New York’s Natural History Museum to remove Theodore Roosevelt statue

Photo ©Nicole Saraniero
As cultural institutions are questioning their relationship to racism amongst the wider Black Lives Matter protests, The American Museum of Natural History announced last week that the Equestrian Statue of Theodore Roosevelt would be removed from outside the New York institution. It joins a long list of monuments to Confederate generals, slave traders and other racist figures that have been taken down in the U.S. and beyond over this past month.

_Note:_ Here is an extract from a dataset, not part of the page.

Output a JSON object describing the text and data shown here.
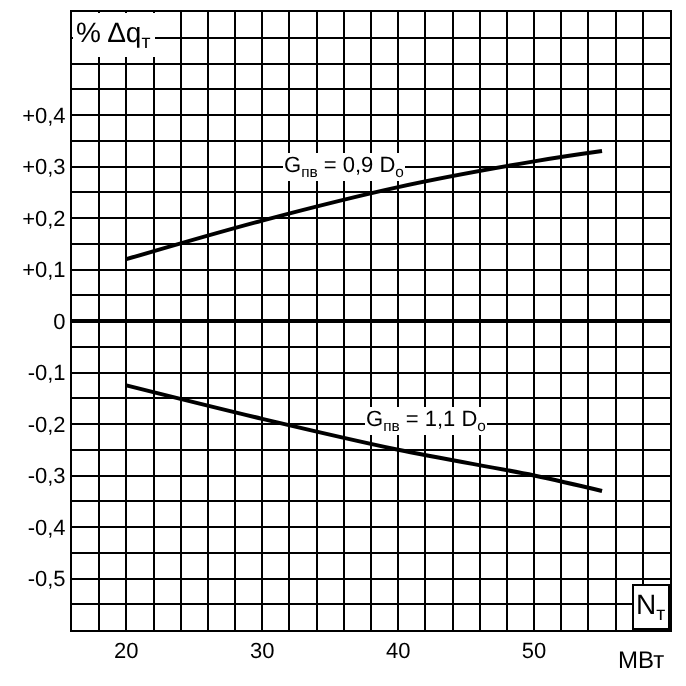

Since its installation in 1940, the statue has been a cause for controversy, with activists condemning Roosevelt’s racist views and the way in which the work depicts the Black and Indigenous people flanking the former President. Over the years, protestors have covered the monument with a tarpaulin, thrown red paint over it, and focused the annual ‘Decolonize This Place’ march on Indigenous Peoples’ Day around the site. When up for review as part of the New York City Commission on Controversial Monuments in 2017, the committee chose to keep the statute but run an open-ended exhibition entitled “Addressing the Statue”, to open an “honest, respectful, open dialogue”.

In a statement regarding the statue’s removal, the museum’s president, Ellen Futter, said, “As we strive to advance our institution’s, our city’s, and our country’s passionate quest for racial justice, we believe that removing the statue will be a symbol of progress and of our commitment to build and sustain an inclusive and equitable museum community and broader society.”